SADİ-i ŞİRAZİ
Ebu Muhammed Muslihiddin b. Abdullah b. Müşrifeddin Sadi-i Şirazi, Firdevsi’den sonra hiç şüphesiz İran edebiyatında parlayan en büyük Şairdir. Din âlimlerinden oluşan bir ailede dünyaya gelen Sadi, çocukluğundan itibaren babasının özel eğitimlerine tabi tutulur. İlköğrenimini bitirdikten sonra Bağdat’a giderek, dönemin büyük âlimlerinden ders almaya başlar. 1276 yılında Şiraz’a döndükten sonra Fars Atabeylerinden olan Sa’d b. Ebubekir b. Sa’d-ı Zengi’nin ilgisini çeker. Bazı kaynaklara göre Sadi, mahlasını Sa’d-ı Zengi’den almıştır. Sadi’nin hayatı, kasideler, gazeller ve risaleler yazarak geçmiştir. 1311-1317 yılları arasında vefat etmiştir.
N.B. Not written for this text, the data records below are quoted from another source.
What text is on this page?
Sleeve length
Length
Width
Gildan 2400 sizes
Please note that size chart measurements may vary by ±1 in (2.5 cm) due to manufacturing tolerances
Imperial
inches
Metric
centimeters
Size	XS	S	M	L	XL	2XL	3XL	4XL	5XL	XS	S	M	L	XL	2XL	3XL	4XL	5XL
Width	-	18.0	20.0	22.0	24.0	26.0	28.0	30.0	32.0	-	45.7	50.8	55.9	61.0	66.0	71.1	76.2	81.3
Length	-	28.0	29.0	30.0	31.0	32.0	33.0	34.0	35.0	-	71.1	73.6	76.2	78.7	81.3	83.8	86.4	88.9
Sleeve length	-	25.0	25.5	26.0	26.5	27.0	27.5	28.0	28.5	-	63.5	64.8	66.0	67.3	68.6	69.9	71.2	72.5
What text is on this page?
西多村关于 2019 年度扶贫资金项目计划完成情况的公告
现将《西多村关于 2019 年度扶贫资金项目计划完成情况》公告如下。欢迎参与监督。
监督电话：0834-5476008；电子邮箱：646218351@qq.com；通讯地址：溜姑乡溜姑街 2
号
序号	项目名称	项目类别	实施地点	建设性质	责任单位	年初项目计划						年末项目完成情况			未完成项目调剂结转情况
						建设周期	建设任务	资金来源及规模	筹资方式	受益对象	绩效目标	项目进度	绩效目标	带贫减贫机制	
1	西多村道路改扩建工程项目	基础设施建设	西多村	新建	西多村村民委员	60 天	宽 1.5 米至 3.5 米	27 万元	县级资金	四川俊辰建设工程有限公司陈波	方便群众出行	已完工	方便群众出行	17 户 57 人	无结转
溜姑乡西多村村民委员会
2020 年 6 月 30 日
Sadi’nin eserleri şiir ve düz yazı (nazım ve nesir) olarak iki bölümden oluşmaktadır. Bostan adıyla bilinen ve 4000 beyitten oluşan nazım (şiir) kitabının ilk bölümü şüphesiz klasik Fars edebiyatının şaheserlerinden sayılır. Nazım bölümünün ikinci kısmı, yaklaşık 700 beyitten oluşan Arapça şiirlerdir. Üçüncü bölümü ise Farsça kasideleri ihtiva eder. Dördüncü bölümde mersiyeler yer almaktadır. Bunlara ilaveten mulemaat, müsellesat, terci’ât, tayyibat, bedayi’ vb. nazım türlerinden oluşan pek çok eser geriye bırakmıştır. Klasik İran edebiyatının şaheserleri arasında yer alan Sadi’nin Gülistan adlı eseri ise, ahlaki öğütler ve hikmetli kavramlar içermektedir. Onun, hayatında kazandığı ün, ölümünden sonra hızla yayılarak bu güne kadar süregelmekte, eserleri ise edebiyatçılar ve bilim adamlarının atıfta bulunduğu en kıymetli kaynaklardan sayılmaktadır.